I remember a Sunday School teacher in 7th grade, when I was 12 years old who taught Sunday School differently than others had. The church I grew up in did not talk about Jesus wanting to be in a relationship with us and this was something new. But what he said did not penetrate deeply.

When I was 14 years old I went on a bus trip to the south of the US to work with a church in Florida that was integrated, both blacks and whites in the church. This was the summer of 1964 when there was violence in parts of the south against northerners who came to help the civil rights movement. We were never in any danger but I remember one night when I was feeling upset and went out to walk in the night. I found a church that was open and I sat there and cried and experienced the peace of God. But I never followed up on that.

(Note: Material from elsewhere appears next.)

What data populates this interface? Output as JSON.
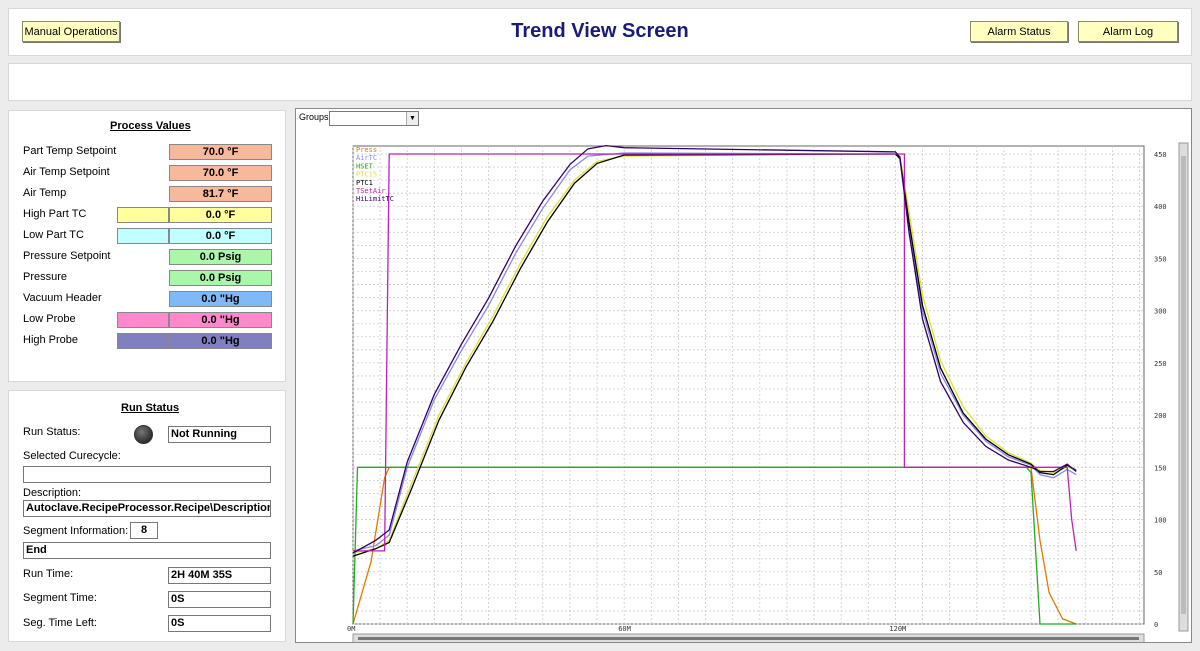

At the end of that year, my oldest sister came home from university and told us about having a personal relationship with Jesus and we rejected her. I heard what she said but did not want to respond.

It was seven years later that I began wanting to be found and cried out, “Baa.” Jesus, the good shepherd had found me in the dark and rescued me.

The Lord is my shepherd. I lack nothing.

I can tell you that Jesus has been faithful to me in the years since then. There are many times I wanted things he never promised me. I never won the lottery. I never lived in the home I wanted to live in. I never made as much money as I wished I could. But there is a huge difference between what I want and what God knows is best for me. Jesus has blessed me beyond measure. I lack nothing.

I cried out, “Baa,” and he took me in his arms and has been my good shepherd all these years.

The Lord is your shepherd. You may be his found sheep, one of his wandering sheep, or one of his lost sheep. The truth is that we all drift away and we have to repeatedly call out “Baa” so we can once again be found.

I hope you have discovered that Jesus is your good shepherd. I hope that you are paying attention to his call. As you wander through the world there are many temptations that will pull you away from Jesus. You need to pay attention, listen to his voice, and respond when you hear his call.

When the Lord is your shepherd, you will never lack anything he knows you need.

Over the next couple months we will be focusing on Jesus as our shepherd and I pray that as we learn more about how we are loved, we will be more willing and able to cry out, “Baa” and be found. I pray we will learn to trust him more and follow him with confidence that he will lead us safely through this world and to the safety of our eternal home.